We’re told that the path to hell is paved with good intentions. On Thursday, the Supreme Court of Canada sped down this road in upholding archaic restrictions on inter-provincial trade.
Section 134(b) of New Brunswick’s Liquor Control Act makes it illegal for residents to possess large amounts of alcohol not purchased from the New Brunswick Liquor Corporation. Gerard Comeau was in violation of this law when an RCMP stakeout caught him driving back from Quebec with a trunk full of beer, resulting in a $240 fine.
Comeau could have crossed nearly any Canadian border and faced a similar penalty due to a slew of post-prohibition regulations found in every province and territory.
He claimed the Act was in violation of Section 121 of the BNA Act, 1867, which guarantees the freedom to trade across the dominion. The Fathers of Confederation intended to create a nation unhampered by tariffs, his legal team argued.
In R. v. Comeau, the Supreme Court disagreed with Comeau’s interpretation. They agreed that s. 121 prohibits any restriction on the free flow of goods across the country. But in a bout of creativity, the unanimous bench found a second interpretation.
You see, section 134(b) was never intended to restrict trade – its main purpose is to “enable public supervision of the production, movement, sale, and use of alcohol within New Brunswick…. While one effect of s. 134(b) is to impede inter-provincial trade, this effect is only incidental in light of the objective of the provincial scheme in general.”

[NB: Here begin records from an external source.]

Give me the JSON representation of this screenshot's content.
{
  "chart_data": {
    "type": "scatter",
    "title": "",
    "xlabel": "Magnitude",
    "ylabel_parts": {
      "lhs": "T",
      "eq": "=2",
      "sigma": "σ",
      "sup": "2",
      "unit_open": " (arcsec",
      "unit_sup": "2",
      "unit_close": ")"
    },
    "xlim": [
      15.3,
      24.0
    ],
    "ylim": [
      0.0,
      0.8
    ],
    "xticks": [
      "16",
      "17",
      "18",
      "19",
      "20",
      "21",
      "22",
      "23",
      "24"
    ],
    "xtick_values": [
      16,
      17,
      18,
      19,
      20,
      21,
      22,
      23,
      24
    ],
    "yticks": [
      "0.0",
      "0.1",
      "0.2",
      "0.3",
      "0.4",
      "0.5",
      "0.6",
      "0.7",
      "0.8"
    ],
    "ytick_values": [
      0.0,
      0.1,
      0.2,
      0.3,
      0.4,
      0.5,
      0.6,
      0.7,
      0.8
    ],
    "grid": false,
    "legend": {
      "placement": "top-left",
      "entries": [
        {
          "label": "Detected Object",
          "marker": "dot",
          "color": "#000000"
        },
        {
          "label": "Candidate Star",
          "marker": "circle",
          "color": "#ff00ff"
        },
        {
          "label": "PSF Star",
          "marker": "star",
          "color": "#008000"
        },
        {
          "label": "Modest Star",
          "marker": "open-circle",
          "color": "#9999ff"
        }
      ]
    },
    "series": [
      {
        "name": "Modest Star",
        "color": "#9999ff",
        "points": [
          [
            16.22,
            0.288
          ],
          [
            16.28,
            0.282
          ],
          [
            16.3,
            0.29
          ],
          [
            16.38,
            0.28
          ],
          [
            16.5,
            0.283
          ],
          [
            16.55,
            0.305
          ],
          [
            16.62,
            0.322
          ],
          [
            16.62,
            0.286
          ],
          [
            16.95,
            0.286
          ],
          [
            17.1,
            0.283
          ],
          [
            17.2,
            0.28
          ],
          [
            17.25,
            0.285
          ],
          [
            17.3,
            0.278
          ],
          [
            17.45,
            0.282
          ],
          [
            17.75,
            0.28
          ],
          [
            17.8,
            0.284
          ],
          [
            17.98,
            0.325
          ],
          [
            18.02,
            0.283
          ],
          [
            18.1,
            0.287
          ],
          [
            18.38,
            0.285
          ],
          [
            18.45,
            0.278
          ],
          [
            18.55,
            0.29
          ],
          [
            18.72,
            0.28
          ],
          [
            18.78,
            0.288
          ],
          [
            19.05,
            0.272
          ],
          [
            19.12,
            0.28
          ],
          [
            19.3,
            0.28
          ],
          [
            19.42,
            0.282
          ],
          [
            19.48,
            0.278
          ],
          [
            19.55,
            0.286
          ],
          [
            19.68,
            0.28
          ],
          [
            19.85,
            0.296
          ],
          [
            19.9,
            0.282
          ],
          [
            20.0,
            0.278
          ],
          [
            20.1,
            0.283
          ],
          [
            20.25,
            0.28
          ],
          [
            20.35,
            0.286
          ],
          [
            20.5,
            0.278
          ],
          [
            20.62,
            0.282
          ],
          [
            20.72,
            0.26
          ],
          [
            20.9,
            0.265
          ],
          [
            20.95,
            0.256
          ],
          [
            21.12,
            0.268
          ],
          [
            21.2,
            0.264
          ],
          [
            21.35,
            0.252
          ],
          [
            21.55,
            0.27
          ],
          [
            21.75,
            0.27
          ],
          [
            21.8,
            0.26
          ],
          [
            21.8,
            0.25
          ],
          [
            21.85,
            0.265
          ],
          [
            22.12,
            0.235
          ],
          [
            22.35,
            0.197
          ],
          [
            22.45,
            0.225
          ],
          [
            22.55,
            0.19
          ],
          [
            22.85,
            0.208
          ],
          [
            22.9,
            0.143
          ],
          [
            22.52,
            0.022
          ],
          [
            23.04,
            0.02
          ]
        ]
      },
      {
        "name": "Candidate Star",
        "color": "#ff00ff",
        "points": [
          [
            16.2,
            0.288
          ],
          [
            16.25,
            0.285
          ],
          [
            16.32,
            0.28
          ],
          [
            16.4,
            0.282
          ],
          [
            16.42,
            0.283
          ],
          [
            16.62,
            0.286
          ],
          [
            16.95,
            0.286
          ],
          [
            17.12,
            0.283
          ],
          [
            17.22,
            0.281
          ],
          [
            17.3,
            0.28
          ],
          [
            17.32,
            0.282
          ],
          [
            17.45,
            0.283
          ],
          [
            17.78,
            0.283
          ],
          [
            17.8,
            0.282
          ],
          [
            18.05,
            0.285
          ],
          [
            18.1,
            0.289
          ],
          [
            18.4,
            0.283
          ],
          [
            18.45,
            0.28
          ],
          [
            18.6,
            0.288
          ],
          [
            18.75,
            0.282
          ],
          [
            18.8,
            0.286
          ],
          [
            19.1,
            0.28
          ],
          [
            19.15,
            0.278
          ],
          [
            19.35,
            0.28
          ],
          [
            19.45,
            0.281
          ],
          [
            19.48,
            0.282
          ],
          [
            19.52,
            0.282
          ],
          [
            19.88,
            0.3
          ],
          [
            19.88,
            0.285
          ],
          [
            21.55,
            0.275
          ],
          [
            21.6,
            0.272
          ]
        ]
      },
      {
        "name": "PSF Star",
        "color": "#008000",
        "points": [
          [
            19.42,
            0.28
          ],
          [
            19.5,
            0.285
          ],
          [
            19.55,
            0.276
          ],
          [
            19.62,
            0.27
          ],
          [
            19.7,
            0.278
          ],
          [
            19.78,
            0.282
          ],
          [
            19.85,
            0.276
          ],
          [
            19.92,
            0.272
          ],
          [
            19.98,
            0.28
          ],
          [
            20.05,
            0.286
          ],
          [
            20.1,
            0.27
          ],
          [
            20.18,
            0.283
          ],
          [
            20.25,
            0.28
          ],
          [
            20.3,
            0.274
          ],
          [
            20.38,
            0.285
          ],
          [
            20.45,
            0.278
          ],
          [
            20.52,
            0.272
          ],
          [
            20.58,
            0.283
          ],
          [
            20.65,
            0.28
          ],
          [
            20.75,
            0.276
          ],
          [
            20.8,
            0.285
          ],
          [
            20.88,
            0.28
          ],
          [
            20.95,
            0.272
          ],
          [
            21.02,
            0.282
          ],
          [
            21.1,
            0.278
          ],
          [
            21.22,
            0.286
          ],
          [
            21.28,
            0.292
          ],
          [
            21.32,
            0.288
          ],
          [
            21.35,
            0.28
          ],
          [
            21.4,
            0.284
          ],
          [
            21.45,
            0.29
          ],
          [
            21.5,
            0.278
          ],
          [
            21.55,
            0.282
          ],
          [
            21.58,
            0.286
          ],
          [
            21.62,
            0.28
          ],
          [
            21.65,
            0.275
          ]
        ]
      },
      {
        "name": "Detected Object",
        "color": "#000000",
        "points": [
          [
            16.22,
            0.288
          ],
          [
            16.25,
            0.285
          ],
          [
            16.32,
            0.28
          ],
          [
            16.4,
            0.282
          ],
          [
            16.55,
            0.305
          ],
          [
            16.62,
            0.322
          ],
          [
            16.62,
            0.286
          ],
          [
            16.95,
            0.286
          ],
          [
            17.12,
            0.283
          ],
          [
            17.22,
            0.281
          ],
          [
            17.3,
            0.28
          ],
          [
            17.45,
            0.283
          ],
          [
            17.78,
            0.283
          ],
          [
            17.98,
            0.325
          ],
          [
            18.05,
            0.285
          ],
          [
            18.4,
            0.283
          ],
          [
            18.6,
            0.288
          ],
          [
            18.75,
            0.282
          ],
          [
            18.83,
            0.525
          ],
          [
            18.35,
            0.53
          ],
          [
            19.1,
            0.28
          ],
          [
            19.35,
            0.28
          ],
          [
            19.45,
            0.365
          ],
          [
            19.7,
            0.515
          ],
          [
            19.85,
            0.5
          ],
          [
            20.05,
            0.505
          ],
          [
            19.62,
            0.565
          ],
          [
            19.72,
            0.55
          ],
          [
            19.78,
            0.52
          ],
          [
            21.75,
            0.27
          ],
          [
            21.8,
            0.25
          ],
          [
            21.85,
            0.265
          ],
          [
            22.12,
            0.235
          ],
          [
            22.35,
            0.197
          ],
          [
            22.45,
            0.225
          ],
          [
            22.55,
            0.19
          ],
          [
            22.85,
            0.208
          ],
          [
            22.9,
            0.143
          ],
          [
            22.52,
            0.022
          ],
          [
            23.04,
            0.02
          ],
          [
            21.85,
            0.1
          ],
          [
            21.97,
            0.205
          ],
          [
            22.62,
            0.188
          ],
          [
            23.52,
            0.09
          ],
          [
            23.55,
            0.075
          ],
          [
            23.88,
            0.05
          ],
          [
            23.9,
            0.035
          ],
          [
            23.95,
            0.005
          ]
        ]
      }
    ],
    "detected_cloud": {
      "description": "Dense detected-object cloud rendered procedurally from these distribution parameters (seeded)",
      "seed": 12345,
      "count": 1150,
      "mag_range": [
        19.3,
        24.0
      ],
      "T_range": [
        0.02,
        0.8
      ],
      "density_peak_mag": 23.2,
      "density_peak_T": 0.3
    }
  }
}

Section 134(b) does indeed violate the constitution, but the good intention of regulating alcohol as a protective measure is within the purview of provincial rights. Because the means were not intended to cause the ends, a law that would be unconstitutional, through a literal and historical interpretation, is now not.
This justification would be unacceptable if applied in other societal contexts. Chronic gamblers never intend to lose money and drunk drivers never plan to ruin lives – yet responsibility for the end results do not magically fade away because of it.

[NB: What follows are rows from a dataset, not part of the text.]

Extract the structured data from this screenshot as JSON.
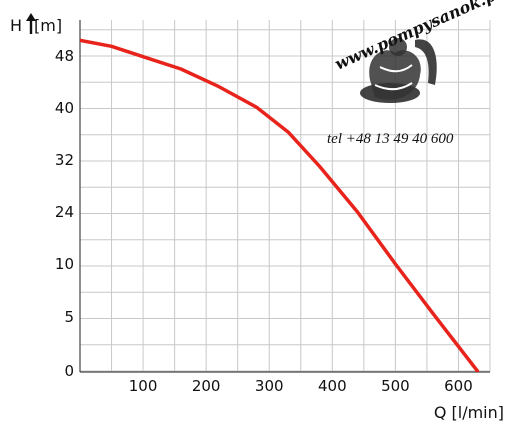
{
  "chart_data": {
    "type": "line",
    "title": "",
    "xlabel": "Q [l/min]",
    "ylabel": "H [m]",
    "x_ticks": [
      "100",
      "200",
      "300",
      "400",
      "500",
      "600"
    ],
    "x_tick_values": [
      100,
      200,
      300,
      400,
      500,
      600
    ],
    "y_ticks": [
      "0",
      "5",
      "10",
      "24",
      "32",
      "40",
      "48"
    ],
    "y_tick_values": [
      0,
      5,
      10,
      24,
      32,
      40,
      48
    ],
    "y_scale": "nonlinear-ordinal",
    "xlim": [
      0,
      650
    ],
    "grid": true,
    "legend": "none",
    "series": [
      {
        "color": "#e8231b",
        "x": [
          0,
          50,
          100,
          160,
          220,
          280,
          330,
          380,
          440,
          500,
          560,
          630
        ],
        "y": [
          50.4,
          49.5,
          47.9,
          46.0,
          43.3,
          40.1,
          36.3,
          31.0,
          24.0,
          10.0,
          5.3,
          0
        ]
      }
    ]
  },
  "watermark": {
    "url": "www.pompysanok.pl",
    "phone": "tel +48 13 49 40 600"
  },
  "colors": {
    "grid": "#c8c8c8",
    "axis": "#444444",
    "curve": "#e8231b"
  }
}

Similarly, a reasonable person cannot separate current provincial liquor laws from their antithetical effect on free trade.

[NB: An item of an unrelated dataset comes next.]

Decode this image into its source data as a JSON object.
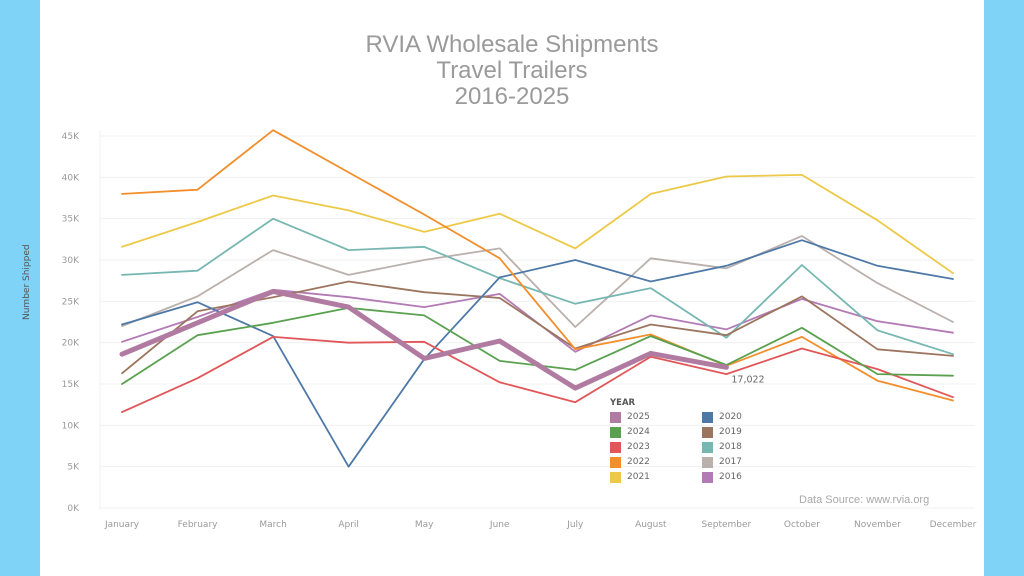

Most Canadians don’t concern themselves with jurisprudence. The bottom line for them is that beer, wine, spirits and other goods – the dairy and poultry lobbies intervened in this case to defend supply management’s trade barriers – will continue to be limited in variety and priced to hurt consumers, all under dubious pretexts.
An Ipsos poll last year, commissioned by the Montreal Economic Institute, found that 78 per cent of Canadians agree they should be allowed to bring any amount of beer or wine from one province to another. Additionally, only 15 per cent agreed state liquor monopolies should be kept in place.
A census-weighted sample of 1,103 Canadians were interviewed for the study, including 100 New Brunswickers, between Oct. 26 to Nov. 1, 2017. The margin of error was plus or minus 3.4 percentage points, 19 times out of 20.
With the legal route now closed, self-imposed trade sanctions will need to be brought down on the political level. Many opposition leaders have promised to do just that, only to change their minds after forming a government. It’s not that their morals change. The taxes and markups generated by liquor monopolies help governments to fund compulsive spending. Loosening border restrictions would threaten that revenue.
It has been estimated that Quebec, for example, loses $90 million per year from out-of-province alcohol purchases. Their interests only lie in tightening the screws on consumers. Nothing will change in the future unless voters make it happen.
Gerard Comeau’s battle brought light to unfair practices that continue to proliferate all across Canada. For this, he has done Canada a great service.
Tom Kott is a consultant at HATLEY Strategy Advisors, a Montreal-based public affairs firm.